Egypt's Dar Al-Ifta



A married man committed adultery with a married woman in a country that does not implement the [Islamic] prescribed legal punishment for this crime. How is he to repent? To do so, must the prescribed punishment be inflicted upon him?


Abu Hurayra, may Allah be pleased with him, said: "I heard the prophet [pbuh] say, "All members of my community are pardoned except for those who announce their sins.
Among those who announce their sins is someone who commits a crime by night; Allah has concealed it, yet when morning comes he says: "O, so-and-so! Yesterday I did such-and-such." He spent the night with his sins covered by his Lord, and when he wakes up he exposes what Allah has concealed" [Bukhari and Muslim].

A person who commits a sin must refrain from divulging it when Allah has concealed it from others; one of the attributes of Allah Almighty is concealing human faults and failings. A person who announces his sins when Allah has concealed them attaches little importance to His protection and is ungrateful to His grace and mercy. Repentance is by doing the following:
- desisting from one's sin;
- regretting having done it;
- resolving never to commit it again;
- asking for Allah's forgiveness in abundance.

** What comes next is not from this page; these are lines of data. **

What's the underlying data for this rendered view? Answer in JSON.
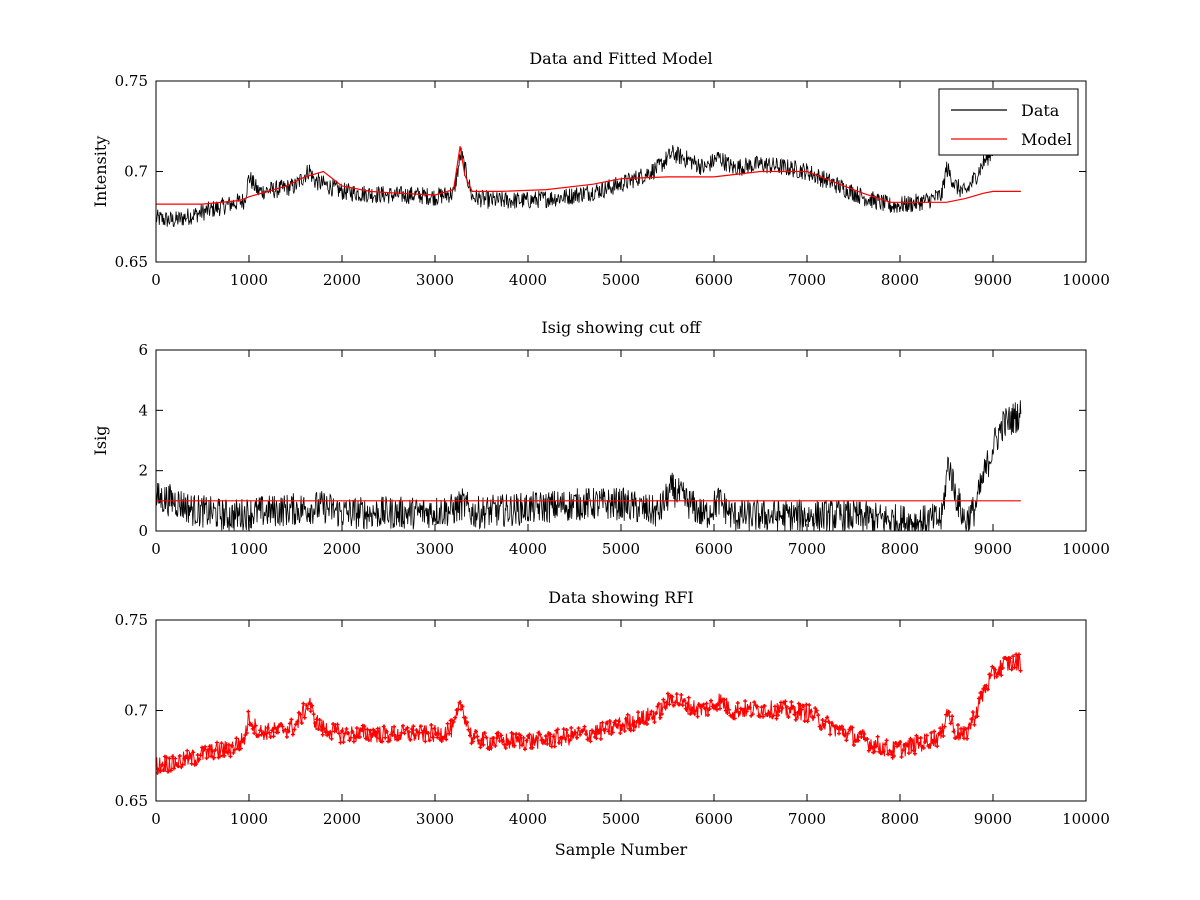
{
  "chart_data": [
    {
      "type": "line",
      "title": "Data and Fitted Model",
      "xlabel": "",
      "ylabel": "Intensity",
      "xlim": [
        0,
        10000
      ],
      "ylim": [
        0.65,
        0.75
      ],
      "xticks": [
        0,
        1000,
        2000,
        3000,
        4000,
        5000,
        6000,
        7000,
        8000,
        9000,
        10000
      ],
      "yticks": [
        0.65,
        0.7,
        0.75
      ],
      "ytick_labels": [
        "0.65",
        "0.7",
        "0.75"
      ],
      "grid": false,
      "legend": {
        "placement": "top-right",
        "entries": [
          "Data",
          "Model"
        ]
      },
      "series": [
        {
          "name": "Data",
          "color": "#000000",
          "style": "noisy-line",
          "noise": 0.005,
          "x": [
            0,
            200,
            400,
            600,
            800,
            950,
            1000,
            1100,
            1300,
            1500,
            1650,
            1700,
            1800,
            2000,
            2200,
            2500,
            2800,
            3000,
            3200,
            3280,
            3350,
            3400,
            3600,
            4000,
            4400,
            4800,
            5000,
            5200,
            5400,
            5550,
            5700,
            5900,
            6050,
            6200,
            6500,
            6800,
            7000,
            7300,
            7600,
            7900,
            8100,
            8300,
            8450,
            8500,
            8600,
            8700,
            8800,
            8900,
            9000
          ],
          "y": [
            0.674,
            0.673,
            0.676,
            0.679,
            0.682,
            0.684,
            0.697,
            0.689,
            0.69,
            0.692,
            0.701,
            0.695,
            0.693,
            0.689,
            0.688,
            0.687,
            0.687,
            0.686,
            0.688,
            0.71,
            0.696,
            0.686,
            0.684,
            0.684,
            0.686,
            0.69,
            0.693,
            0.697,
            0.702,
            0.71,
            0.707,
            0.702,
            0.708,
            0.702,
            0.704,
            0.702,
            0.7,
            0.693,
            0.686,
            0.681,
            0.682,
            0.684,
            0.687,
            0.702,
            0.692,
            0.688,
            0.696,
            0.705,
            0.712
          ]
        },
        {
          "name": "Model",
          "color": "#ff0000",
          "style": "line",
          "x": [
            0,
            500,
            900,
            1000,
            1200,
            1400,
            1600,
            1800,
            2000,
            2300,
            2600,
            3000,
            3200,
            3270,
            3320,
            3400,
            3700,
            4200,
            4700,
            5000,
            5500,
            6000,
            6500,
            7000,
            7300,
            7600,
            7900,
            8200,
            8500,
            8700,
            8900,
            9000,
            9300
          ],
          "y": [
            0.682,
            0.682,
            0.684,
            0.686,
            0.689,
            0.692,
            0.697,
            0.7,
            0.692,
            0.689,
            0.688,
            0.687,
            0.69,
            0.714,
            0.698,
            0.689,
            0.689,
            0.69,
            0.693,
            0.696,
            0.697,
            0.697,
            0.7,
            0.7,
            0.694,
            0.688,
            0.683,
            0.683,
            0.683,
            0.685,
            0.688,
            0.689,
            0.689
          ]
        }
      ]
    },
    {
      "type": "line",
      "title": "Isig showing cut off",
      "xlabel": "",
      "ylabel": "Isig",
      "xlim": [
        0,
        10000
      ],
      "ylim": [
        0,
        6
      ],
      "xticks": [
        0,
        1000,
        2000,
        3000,
        4000,
        5000,
        6000,
        7000,
        8000,
        9000,
        10000
      ],
      "yticks": [
        0,
        2,
        4,
        6
      ],
      "ytick_labels": [
        "0",
        "2",
        "4",
        "6"
      ],
      "grid": false,
      "series": [
        {
          "color": "#000000",
          "style": "noisy-line",
          "noise": 0.55,
          "floor": 0,
          "x": [
            0,
            200,
            400,
            600,
            800,
            1000,
            1400,
            1800,
            2000,
            2400,
            2800,
            3200,
            3300,
            3400,
            3800,
            4200,
            4600,
            5000,
            5400,
            5550,
            5700,
            5900,
            6050,
            6200,
            6600,
            7000,
            7400,
            7800,
            8200,
            8450,
            8520,
            8600,
            8700,
            8800,
            8900,
            9000,
            9100,
            9300
          ],
          "y": [
            1.1,
            1.0,
            0.7,
            0.6,
            0.5,
            0.6,
            0.7,
            0.8,
            0.6,
            0.6,
            0.6,
            0.7,
            0.9,
            0.6,
            0.7,
            0.8,
            0.9,
            0.9,
            0.6,
            1.4,
            1.0,
            0.5,
            1.0,
            0.5,
            0.5,
            0.5,
            0.5,
            0.4,
            0.3,
            0.4,
            2.3,
            1.2,
            0.3,
            0.7,
            1.8,
            2.8,
            3.5,
            3.9
          ]
        },
        {
          "color": "#ff0000",
          "style": "line",
          "x": [
            0,
            9300
          ],
          "y": [
            1.0,
            1.0
          ]
        }
      ]
    },
    {
      "type": "scatter",
      "title": "Data showing RFI",
      "xlabel": "Sample Number",
      "ylabel": "",
      "xlim": [
        0,
        10000
      ],
      "ylim": [
        0.65,
        0.75
      ],
      "xticks": [
        0,
        1000,
        2000,
        3000,
        4000,
        5000,
        6000,
        7000,
        8000,
        9000,
        10000
      ],
      "yticks": [
        0.65,
        0.7,
        0.75
      ],
      "ytick_labels": [
        "0.65",
        "0.7",
        "0.75"
      ],
      "grid": false,
      "series": [
        {
          "color": "#ff0000",
          "style": "noisy-markers",
          "noise": 0.005,
          "x": [
            0,
            200,
            400,
            600,
            800,
            950,
            1000,
            1100,
            1300,
            1500,
            1650,
            1700,
            1800,
            2000,
            2200,
            2500,
            2800,
            3000,
            3200,
            3280,
            3350,
            3400,
            3600,
            4000,
            4400,
            4800,
            5000,
            5200,
            5400,
            5550,
            5700,
            5900,
            6050,
            6200,
            6500,
            6800,
            7000,
            7300,
            7600,
            7900,
            8100,
            8300,
            8450,
            8500,
            8600,
            8700,
            8800,
            8900,
            9000,
            9100,
            9300
          ],
          "y": [
            0.67,
            0.671,
            0.674,
            0.677,
            0.679,
            0.684,
            0.697,
            0.688,
            0.689,
            0.691,
            0.705,
            0.695,
            0.69,
            0.687,
            0.687,
            0.687,
            0.687,
            0.687,
            0.69,
            0.704,
            0.692,
            0.685,
            0.683,
            0.683,
            0.685,
            0.689,
            0.692,
            0.695,
            0.699,
            0.707,
            0.703,
            0.7,
            0.706,
            0.7,
            0.701,
            0.7,
            0.699,
            0.69,
            0.684,
            0.678,
            0.68,
            0.683,
            0.686,
            0.701,
            0.688,
            0.686,
            0.697,
            0.71,
            0.72,
            0.725,
            0.727
          ]
        }
      ]
    }
  ]
}
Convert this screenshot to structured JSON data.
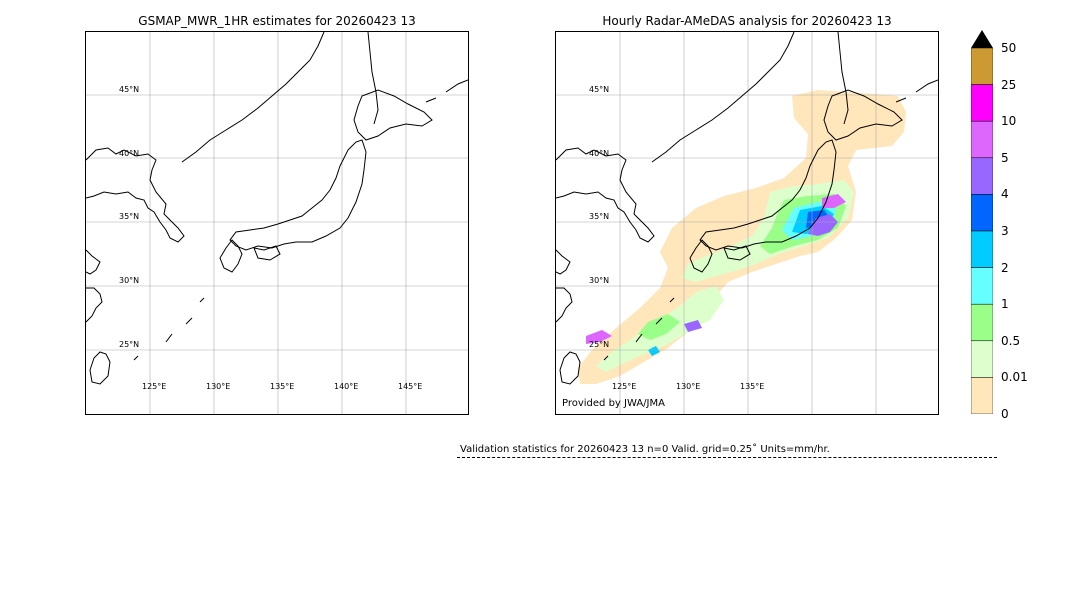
{
  "left_panel": {
    "title": "GSMAP_MWR_1HR estimates for 20260423 13",
    "lat_labels": [
      "45°N",
      "40°N",
      "35°N",
      "30°N",
      "25°N"
    ],
    "lon_labels": [
      "125°E",
      "130°E",
      "135°E",
      "140°E",
      "145°E"
    ]
  },
  "right_panel": {
    "title": "Hourly Radar-AMeDAS analysis for 20260423 13",
    "lat_labels": [
      "45°N",
      "40°N",
      "35°N",
      "30°N",
      "25°N"
    ],
    "lon_labels": [
      "125°E",
      "130°E",
      "135°E"
    ],
    "credit": "Provided by JWA/JMA"
  },
  "colorbar": {
    "ticks": [
      "50",
      "25",
      "10",
      "5",
      "4",
      "3",
      "2",
      "1",
      "0.5",
      "0.01",
      "0"
    ],
    "colors": [
      "#cc9933",
      "#ff00ff",
      "#dd66ff",
      "#9966ff",
      "#0066ff",
      "#00ccff",
      "#66ffff",
      "#99ff88",
      "#ddffcc",
      "#ffe6bb"
    ],
    "extend_color": "#000000"
  },
  "validation": {
    "text": "Validation statistics for 20260423 13  n=0 Valid. grid=0.25˚ Units=mm/hr."
  }
}
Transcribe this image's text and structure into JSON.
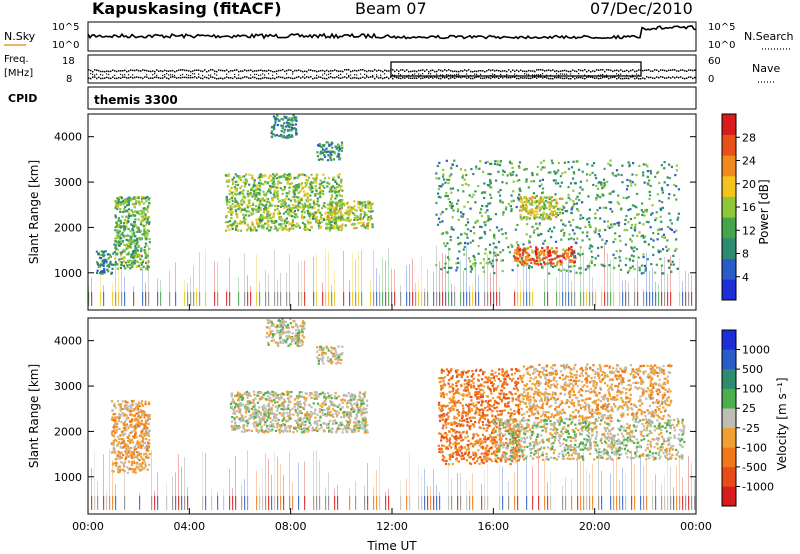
{
  "header": {
    "station": "Kapuskasing (fitACF)",
    "beam": "Beam 07",
    "date": "07/Dec/2010"
  },
  "noise_panel": {
    "left_label": "N.Sky",
    "right_label": "N.Search",
    "ticks_left": [
      "10^5",
      "10^0"
    ],
    "ticks_right": [
      "10^5",
      "10^0"
    ]
  },
  "freq_panel": {
    "left_label_top": "Freq.",
    "left_label_unit": "[MHz]",
    "left_ticks": [
      "18",
      "8"
    ],
    "right_label": "Nave",
    "right_ticks": [
      "60",
      "0"
    ]
  },
  "cpid_panel": {
    "label": "CPID",
    "mode": "themis 3300"
  },
  "colors": {
    "power_scale": [
      "#1c2fd6",
      "#2a5cc9",
      "#2d8c6f",
      "#46a54b",
      "#8fc63a",
      "#f2c41c",
      "#f08a1c",
      "#e8501b",
      "#d81b1b"
    ],
    "velocity_scale": [
      "#1c2fd6",
      "#2a5cc9",
      "#2d8c6f",
      "#4bb04b",
      "#bdbdb5",
      "#f0a030",
      "#f07818",
      "#e84a18",
      "#d81b1b"
    ]
  },
  "chart_data": [
    {
      "type": "heatmap",
      "panel": "power",
      "ylabel": "Slant Range [km]",
      "ylim": [
        180,
        4500
      ],
      "yticks": [
        "1000",
        "2000",
        "3000",
        "4000"
      ],
      "xlim": [
        "00:00",
        "24:00"
      ],
      "colorbar_label": "Power [dB]",
      "colorbar_ticks": [
        "4",
        "8",
        "12",
        "16",
        "20",
        "24",
        "28"
      ],
      "colorbar_range": [
        0,
        30
      ],
      "regions": [
        {
          "t": [
            1.0,
            2.4
          ],
          "range": [
            1100,
            2700
          ],
          "power": 12
        },
        {
          "t": [
            0.3,
            1.0
          ],
          "range": [
            1000,
            1500
          ],
          "power": 8
        },
        {
          "t": [
            5.4,
            10.0
          ],
          "range": [
            1950,
            3200
          ],
          "power": 14
        },
        {
          "t": [
            9.4,
            11.2
          ],
          "range": [
            2000,
            2600
          ],
          "power": 16
        },
        {
          "t": [
            7.2,
            8.2
          ],
          "range": [
            4000,
            4500
          ],
          "power": 8
        },
        {
          "t": [
            9.0,
            10.0
          ],
          "range": [
            3500,
            3900
          ],
          "power": 8
        },
        {
          "t": [
            13.7,
            23.3
          ],
          "range": [
            1000,
            3500
          ],
          "power": 10
        },
        {
          "t": [
            16.8,
            19.2
          ],
          "range": [
            1200,
            1600
          ],
          "power": 26
        },
        {
          "t": [
            17.0,
            18.6
          ],
          "range": [
            2200,
            2700
          ],
          "power": 18
        }
      ]
    },
    {
      "type": "heatmap",
      "panel": "velocity",
      "ylabel": "Slant Range [km]",
      "ylim": [
        180,
        4500
      ],
      "yticks": [
        "1000",
        "2000",
        "3000",
        "4000"
      ],
      "xlim": [
        "00:00",
        "24:00"
      ],
      "xticks": [
        "00:00",
        "04:00",
        "08:00",
        "12:00",
        "16:00",
        "20:00",
        "00:00"
      ],
      "xlabel": "Time UT",
      "colorbar_label": "Velocity [m s⁻¹]",
      "colorbar_ticks": [
        "1000",
        "500",
        "100",
        "25",
        "-25",
        "-100",
        "-500",
        "-1000"
      ],
      "regions": [
        {
          "t": [
            0.9,
            2.4
          ],
          "range": [
            1100,
            2700
          ],
          "velocity": -150
        },
        {
          "t": [
            5.6,
            11.0
          ],
          "range": [
            2000,
            2900
          ],
          "velocity": 0
        },
        {
          "t": [
            7.0,
            8.5
          ],
          "range": [
            3900,
            4500
          ],
          "velocity": 0
        },
        {
          "t": [
            9.0,
            10.0
          ],
          "range": [
            3500,
            3900
          ],
          "velocity": 0
        },
        {
          "t": [
            13.8,
            17.0
          ],
          "range": [
            1300,
            3400
          ],
          "velocity": -250
        },
        {
          "t": [
            16.0,
            23.5
          ],
          "range": [
            1400,
            2300
          ],
          "velocity": 0
        },
        {
          "t": [
            17.0,
            23.0
          ],
          "range": [
            2300,
            3500
          ],
          "velocity": -200
        }
      ]
    }
  ]
}
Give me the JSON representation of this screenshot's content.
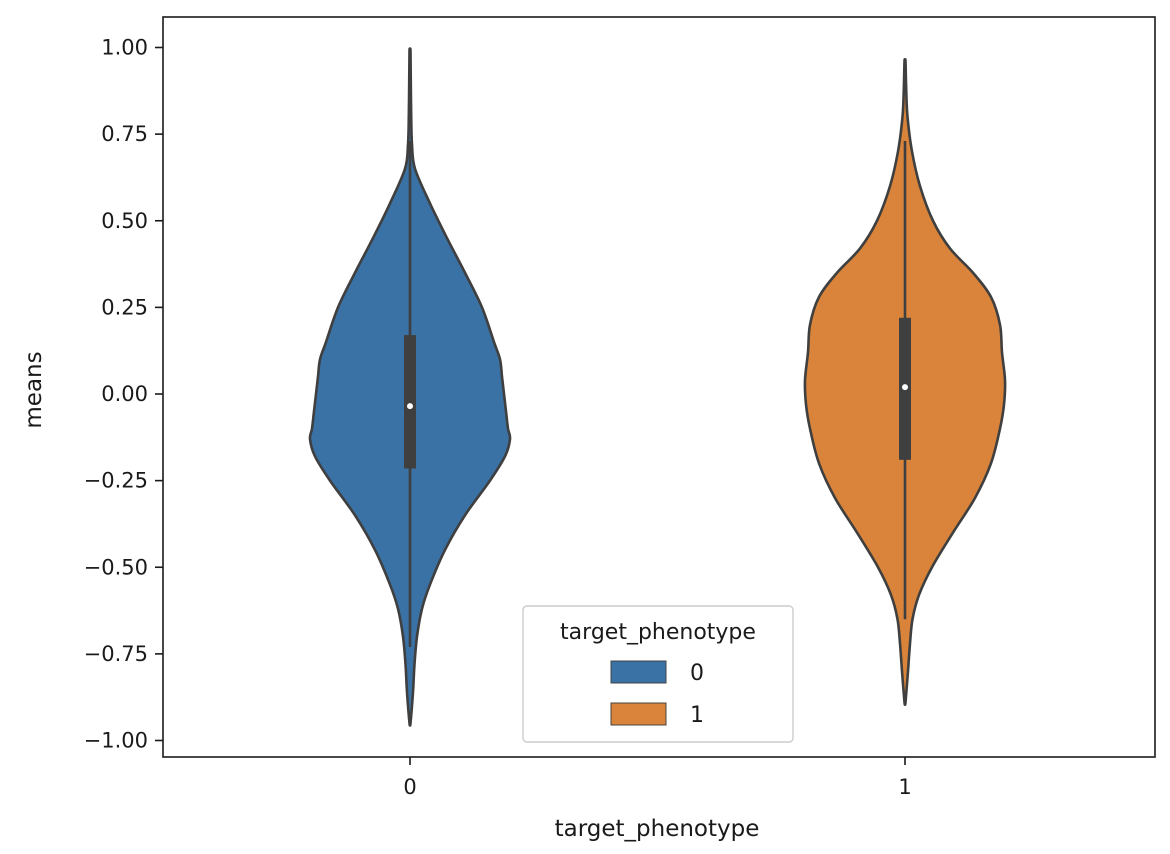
{
  "chart_data": {
    "type": "violin",
    "title": "",
    "xlabel": "target_phenotype",
    "ylabel": "means",
    "ylim": [
      -1.05,
      1.1
    ],
    "yticks": [
      1.0,
      0.75,
      0.5,
      0.25,
      0.0,
      -0.25,
      -0.5,
      -0.75,
      -1.0
    ],
    "ytick_labels": [
      "1.00",
      "0.75",
      "0.50",
      "0.25",
      "0.00",
      "−0.25",
      "−0.50",
      "−0.75",
      "−1.00"
    ],
    "categories": [
      "0",
      "1"
    ],
    "legend": {
      "title": "target_phenotype",
      "location": "lower-center",
      "entries": [
        {
          "label": "0",
          "color": "#3a72a5"
        },
        {
          "label": "1",
          "color": "#d9843a"
        }
      ]
    },
    "series": [
      {
        "name": "0",
        "color": "#3a72a5",
        "median": -0.035,
        "q1": -0.215,
        "q3": 0.17,
        "whisker_low": -0.73,
        "whisker_high": 0.73,
        "min": -0.95,
        "max": 0.99,
        "density": [
          [
            0.99,
            0.005
          ],
          [
            0.9,
            0.008
          ],
          [
            0.8,
            0.012
          ],
          [
            0.72,
            0.02
          ],
          [
            0.65,
            0.05
          ],
          [
            0.55,
            0.2
          ],
          [
            0.45,
            0.37
          ],
          [
            0.35,
            0.55
          ],
          [
            0.25,
            0.72
          ],
          [
            0.15,
            0.84
          ],
          [
            0.1,
            0.9
          ],
          [
            0.05,
            0.92
          ],
          [
            0.0,
            0.94
          ],
          [
            -0.05,
            0.96
          ],
          [
            -0.1,
            0.98
          ],
          [
            -0.13,
            1.0
          ],
          [
            -0.18,
            0.95
          ],
          [
            -0.25,
            0.8
          ],
          [
            -0.35,
            0.55
          ],
          [
            -0.45,
            0.35
          ],
          [
            -0.55,
            0.2
          ],
          [
            -0.62,
            0.12
          ],
          [
            -0.7,
            0.07
          ],
          [
            -0.78,
            0.045
          ],
          [
            -0.86,
            0.03
          ],
          [
            -0.95,
            0.005
          ]
        ]
      },
      {
        "name": "1",
        "color": "#d9843a",
        "median": 0.02,
        "q1": -0.19,
        "q3": 0.22,
        "whisker_low": -0.65,
        "whisker_high": 0.73,
        "min": -0.89,
        "max": 0.96,
        "density": [
          [
            0.96,
            0.005
          ],
          [
            0.88,
            0.012
          ],
          [
            0.8,
            0.025
          ],
          [
            0.7,
            0.07
          ],
          [
            0.6,
            0.15
          ],
          [
            0.5,
            0.28
          ],
          [
            0.42,
            0.45
          ],
          [
            0.35,
            0.68
          ],
          [
            0.28,
            0.86
          ],
          [
            0.2,
            0.95
          ],
          [
            0.12,
            0.97
          ],
          [
            0.04,
            1.0
          ],
          [
            -0.03,
            0.99
          ],
          [
            -0.1,
            0.95
          ],
          [
            -0.2,
            0.86
          ],
          [
            -0.3,
            0.7
          ],
          [
            -0.4,
            0.48
          ],
          [
            -0.5,
            0.27
          ],
          [
            -0.58,
            0.14
          ],
          [
            -0.65,
            0.075
          ],
          [
            -0.72,
            0.05
          ],
          [
            -0.8,
            0.03
          ],
          [
            -0.89,
            0.005
          ]
        ]
      }
    ]
  }
}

Allah almighty does not require that a person who has committed a sin for which there is a prescribed legal punishment to strive to have the punishment inflicted upon him.
Rather, he is commanded to conceal his mistake; the ruler is the one to exact punishments as it is one of his duties.

It has been reported that a man, Ma'iz ibn Malik, fornicated with a slave girl who was not permissible for him. Huzal ordered him to go to the prophet [pbuh] before whom Ma'iz testified against himself four times. After ordering that he be stoned to death, the prophet [pbuh] turned to Huzal and said: "It would have been better if you had covered him with your cloak" [Abu Dawud and al-Nisa`i].